Headquartered in the northern port city of Haifa, Takwin has provided 13 early-stage startups with a combination of funding, office space, research assistance, and connections to professional networks, Itzik Frid, Takwin’s CEO and managing partner, told The Circuit.

“We started with a social mission but we always said it is a return-based fund,” Frid said. “We are looking to make tons of money for our entrepreneurs and investors because we believe only by making huge returns will we entice young folks in the Arab sector to go into high tech – the same way it happened in [Israel’s] Jewish sector.”

Among Takwin’s other portfolio companies, Imagry makes software to guide self-driving vehicles without maps, SeismicAI makes an early warning system for earthquakes and Myndlift allows therapists to give patients guided neurofeedback remotely.

Arab business leaders in Israel saw themselves as a natural link to the broader Middle East market after the 2020 Abraham Accords that sought to normalize relations with the UAE, Bahrain, Morocco and Sudan. Among the showcased speakers at Saudi Arabia’s Future Investment Initiative conference in 2022 was Samer Haj-Yehia, then Chairman of Israel’s Bank Leumi, the country’s largest lender, now Chairman of the Strategic Advisory Board at Israel’s Vintage Investment Partners.

The Takwin office is a favorite showpiece for diplomats seeking examples of brighter prospects amid the gloom of the Middle East conflict. U.S. Ambassador Jack Lew posted photos on X after his visit to Takwin in February, hailing the “amazing joint contributions of Arab and Jewish business partnerships in Israel.” 

Fadi Swidan, Takwin’s Vice President of Marketing and Business Development, said basing the firm in Haifa makes it more accessible to Israel’s Arab citizens who mostly live in the north, but makes it more remote from the center of VC gravity in Tel Aviv and Herzliya.

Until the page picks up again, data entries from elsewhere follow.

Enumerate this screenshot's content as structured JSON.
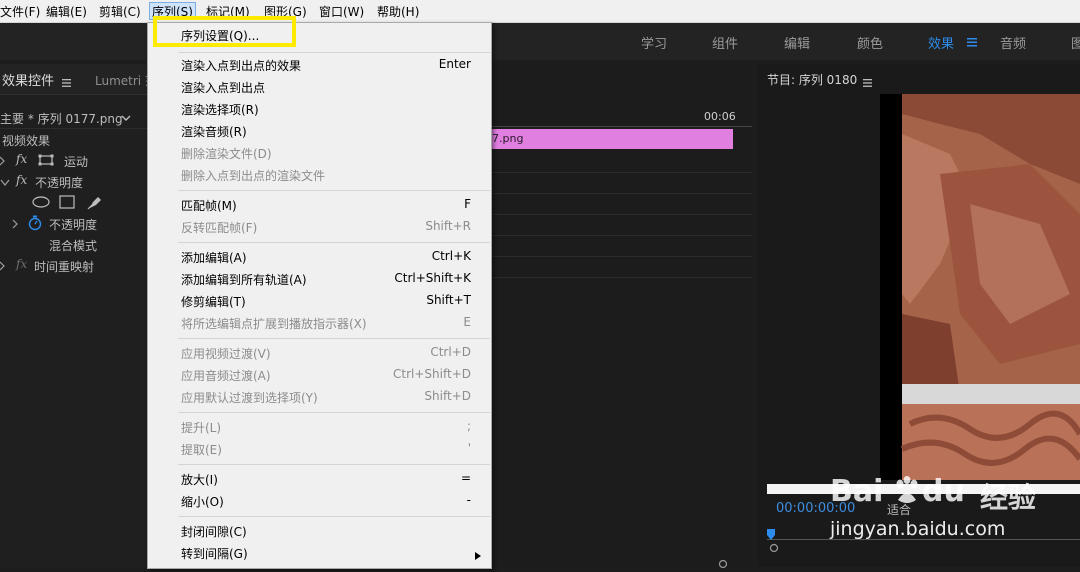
{
  "menubar": {
    "file": "文件(F)",
    "edit": "编辑(E)",
    "clip": "剪辑(C)",
    "sequence": "序列(S)",
    "markers": "标记(M)",
    "graphics": "图形(G)",
    "window": "窗口(W)",
    "help": "帮助(H)"
  },
  "workspaces": {
    "learn": "学习",
    "assembly": "组件",
    "editing": "编辑",
    "color": "颜色",
    "effects": "效果",
    "audio": "音频",
    "graphics": "图"
  },
  "effect_controls": {
    "tab": "效果控件",
    "lumetri_tab": "Lumetri 范",
    "source": "主要 * 序列 0177.png",
    "video_effects": "视频效果",
    "motion": "运动",
    "opacity": "不透明度",
    "opacity_param": "不透明度",
    "blend_mode": "混合模式",
    "time_remap": "时间重映射"
  },
  "timeline": {
    "timecode_label": "00:06",
    "clip_name": "7.png",
    "clip_color": "#e07fe0"
  },
  "program_monitor": {
    "title": "节目: 序列 0180",
    "timecode": "00:00:00:00",
    "fit_label": "适合"
  },
  "sequence_menu": {
    "items": [
      {
        "label": "序列设置(Q)...",
        "shortcut": "",
        "enabled": true,
        "highlighted": true
      },
      {
        "label": "渲染入点到出点的效果",
        "shortcut": "Enter",
        "enabled": true
      },
      {
        "label": "渲染入点到出点",
        "shortcut": "",
        "enabled": true
      },
      {
        "label": "渲染选择项(R)",
        "shortcut": "",
        "enabled": true
      },
      {
        "label": "渲染音频(R)",
        "shortcut": "",
        "enabled": true
      },
      {
        "label": "删除渲染文件(D)",
        "shortcut": "",
        "enabled": false
      },
      {
        "label": "删除入点到出点的渲染文件",
        "shortcut": "",
        "enabled": false
      },
      {
        "label": "匹配帧(M)",
        "shortcut": "F",
        "enabled": true
      },
      {
        "label": "反转匹配帧(F)",
        "shortcut": "Shift+R",
        "enabled": false
      },
      {
        "label": "添加编辑(A)",
        "shortcut": "Ctrl+K",
        "enabled": true
      },
      {
        "label": "添加编辑到所有轨道(A)",
        "shortcut": "Ctrl+Shift+K",
        "enabled": true
      },
      {
        "label": "修剪编辑(T)",
        "shortcut": "Shift+T",
        "enabled": true
      },
      {
        "label": "将所选编辑点扩展到播放指示器(X)",
        "shortcut": "E",
        "enabled": false
      },
      {
        "label": "应用视频过渡(V)",
        "shortcut": "Ctrl+D",
        "enabled": false
      },
      {
        "label": "应用音频过渡(A)",
        "shortcut": "Ctrl+Shift+D",
        "enabled": false
      },
      {
        "label": "应用默认过渡到选择项(Y)",
        "shortcut": "Shift+D",
        "enabled": false
      },
      {
        "label": "提升(L)",
        "shortcut": ";",
        "enabled": false
      },
      {
        "label": "提取(E)",
        "shortcut": "'",
        "enabled": false
      },
      {
        "label": "放大(I)",
        "shortcut": "=",
        "enabled": true
      },
      {
        "label": "缩小(O)",
        "shortcut": "-",
        "enabled": true
      },
      {
        "label": "封闭间隙(C)",
        "shortcut": "",
        "enabled": true
      },
      {
        "label": "转到间隔(G)",
        "shortcut": "",
        "enabled": true,
        "submenu": true
      }
    ]
  },
  "watermark": {
    "brand": "Bai",
    "brand2": "du",
    "cn": "经验",
    "url": "jingyan.baidu.com"
  },
  "colors": {
    "accent": "#2d8ceb",
    "highlight_box": "#ffeb00",
    "timecode_blue": "#3d8de0"
  }
}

“That is why we needed a dedicated fund to give them a starting point, to give them access to smart money and good access to networks,” Swidan said.

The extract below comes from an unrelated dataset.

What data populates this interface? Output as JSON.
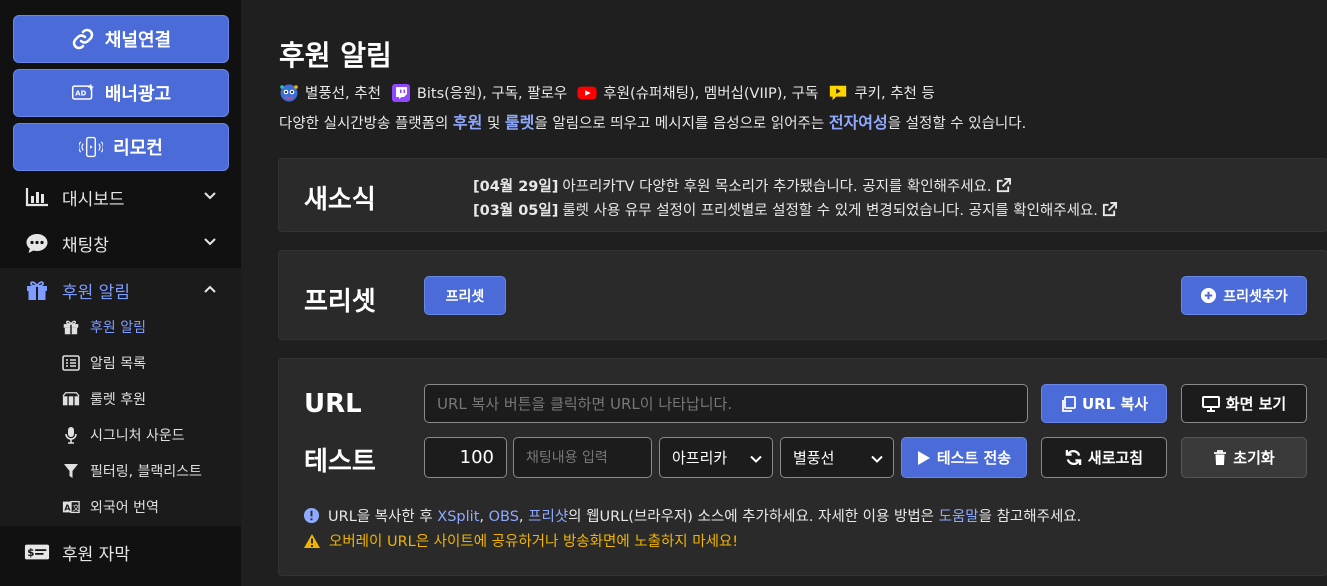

Frid notes that venture capital has dried up over the past two years from Silicon Valley to Tel Aviv, making Takwin’s challenge even greater. Aiming to raise $80 million in 2022 for its Takwin 2 fund, the firm has had to lower its goal to $30 million since the Gaza war.

“If fundraising is an issue for all Israeli companies,” Frid said, “it is ten times worse for Arab-Israeli companies.”